Biographie[modifier | modifier le code]

Paul B. Preciado grandit dans une famille catholique qui le place dans une école religieuse non mixte[3].

Dans les années 1990, il étudie à la New School for Social Research de New York grâce à une bourse Fulbright[4]. Ses professeurs sont notamment Jacques Derrida[3] et Ágnes Heller[4]. En 2000, il s’installe à Paris et en 2002, il organise le premier atelier dragking en France[3]. Il retourne aux États-Unis et obtient en 2004 un doctorat de théorie de l'architecture de l'université de Princeton[5]. Sa thèse est consacrée à la place de l'architecture dans le magazine Playboy[6]. Il en tire ensuite l'ouvrage Pornotopie : Playboy et l'invention de la sexualité multimédia[7]. Preciado est chercheur associé au centre de recherche sur la danse de l'université Paris-VIII[8]. Preciado a dirigé le projet « Technologies du Genre » au sein du Programme d'Études Indépendantes du Musée d'Art Contemporain de Barcelone[9].
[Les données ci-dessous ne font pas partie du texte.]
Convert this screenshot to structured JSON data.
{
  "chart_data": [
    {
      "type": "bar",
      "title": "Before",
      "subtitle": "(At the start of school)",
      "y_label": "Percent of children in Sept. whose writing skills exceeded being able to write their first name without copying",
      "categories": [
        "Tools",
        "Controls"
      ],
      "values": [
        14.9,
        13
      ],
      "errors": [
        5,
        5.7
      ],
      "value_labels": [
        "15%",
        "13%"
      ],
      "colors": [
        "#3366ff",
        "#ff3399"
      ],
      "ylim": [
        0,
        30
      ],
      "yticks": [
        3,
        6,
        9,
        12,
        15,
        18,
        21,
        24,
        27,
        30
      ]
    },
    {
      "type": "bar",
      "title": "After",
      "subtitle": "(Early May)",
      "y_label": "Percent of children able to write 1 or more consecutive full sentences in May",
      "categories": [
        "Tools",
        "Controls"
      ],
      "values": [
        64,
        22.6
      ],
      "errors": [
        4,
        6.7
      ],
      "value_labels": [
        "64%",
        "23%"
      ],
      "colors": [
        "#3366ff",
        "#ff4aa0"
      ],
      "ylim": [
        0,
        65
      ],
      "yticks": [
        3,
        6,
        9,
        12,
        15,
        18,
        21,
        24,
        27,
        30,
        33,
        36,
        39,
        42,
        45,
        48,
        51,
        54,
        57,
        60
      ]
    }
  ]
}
Preciado a été en couple avec l'écrivaine Virginie Despentes[10] de 2005[11] à 2014[12].

En décembre 2013, Paul B. Preciado s'oppose aux limitations de l'avortement promulguées par le gouvernement de Mariano Rajoy. Dans un texte intitulé « déclarer la grève des utérus », il appelle les femmes à « [s'affirmer] en tant que citoyens entiers et non plus comme utérus reproductifs. Par l’abstinence et par l'homosexualité, mais aussi par la masturbation, la sodomie, le fétichisme, la coprophagie, la zoophilie... et l'avortement » et à « [ne pas laisser] pénétrer dans nos vagins une seule goutte de sperme national catholique[13]. »

Preciado collabore comme consultant et commissaire d’exposition avec le Musée Reina Sofia à Madrid[14]. En 2014-2015, Paul Preciado est professeur invité à l'université de New York et à l'université de Princeton[15].
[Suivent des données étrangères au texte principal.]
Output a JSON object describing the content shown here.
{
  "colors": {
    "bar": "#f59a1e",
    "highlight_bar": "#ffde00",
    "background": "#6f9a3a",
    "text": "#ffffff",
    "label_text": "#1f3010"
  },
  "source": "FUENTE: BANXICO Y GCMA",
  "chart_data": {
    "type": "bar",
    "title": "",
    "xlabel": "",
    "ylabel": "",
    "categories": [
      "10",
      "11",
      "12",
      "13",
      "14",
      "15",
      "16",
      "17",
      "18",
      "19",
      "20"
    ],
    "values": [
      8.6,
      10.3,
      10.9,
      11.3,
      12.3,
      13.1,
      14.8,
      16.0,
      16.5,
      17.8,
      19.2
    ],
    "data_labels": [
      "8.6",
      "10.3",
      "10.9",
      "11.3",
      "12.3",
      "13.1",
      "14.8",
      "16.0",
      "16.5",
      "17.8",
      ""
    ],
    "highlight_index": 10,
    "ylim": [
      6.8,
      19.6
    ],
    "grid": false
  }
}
Identité de genre[modifier | modifier le code]

Sous son identité féminine, Beatriz Preciado arbore un look de dragking, portant volontiers une moustache[3]. En 2008, à la publication de Testo-Junkie qui raconte sa prise de testostérone, Preciado se présente comme lesbienne, puis comme « gouine trans » et « garçon-fille », revendiquant n'appartenir à aucun des deux genres masculin et féminin[3]. En août 2014, Preciado se dit « trans in between non opéré »[12], puis décide en janvier 2015 d'utiliser le nom de Paul B. Preciado et choisit le masculin pour s’identifier[1].

Preciado a depuis signé tous ses textes sous ce nom, en utilisant le masculin, que ce soit pour la revue Artforum[16], pour le magazine Mousse[17] ou encore dans le cadre de contributions à des ouvrages collectifs[18]. Preciado évoque son changement de nom dans de nombreux entretiens[19], notamment avec la journaliste Linn Levy pour le quotidien suisse Le Temps[2]. D'autres médias, comme Mediapart, utilisent son nouveau nom ainsi que le masculin sans pour autant aborder la question de ce changement d'identité[20],[21],[22],[23].

Depuis le 16 novembre 2016 Paul Beatriz Preciado a changé d'état civil et est officiellement un homme[24].

Œuvre[modifier | modifier le code]

L'œuvre de Preciado questionne les nouvelles technologies du corps (hormones, chirurgie plastique…), leurs usages médicaux disciplinaires (comme la réassignation d'un sexe aux personnes intersexuées) et leur potentiel de subversion du système de genre par de nouveaux codages corporels. Ses textes sont souvent écrits à la première personne et contiennent des détails autobiographiques.

Manifeste contra-sexuel[modifier | modifier le code]

Dans son Manifeste contra-sexuel (es), paru d'abord en France en 2000 puis en Espagne sous le titre Manifiesto contra-sexual en 2002, Preciado tente de définir une alternative à l'hétérosexualité en développant de nouvelles formes de sexualité. Pour ce faire, elle décentre la connotation sexuelle traditionnellement liée au pénis et au vagin pour constituer et proclamer une sexualité dans laquelle l'anus et le godemichet (chaque partie du corps pouvant être ou devenir un godemichet) sont au centre du comportement sexuel.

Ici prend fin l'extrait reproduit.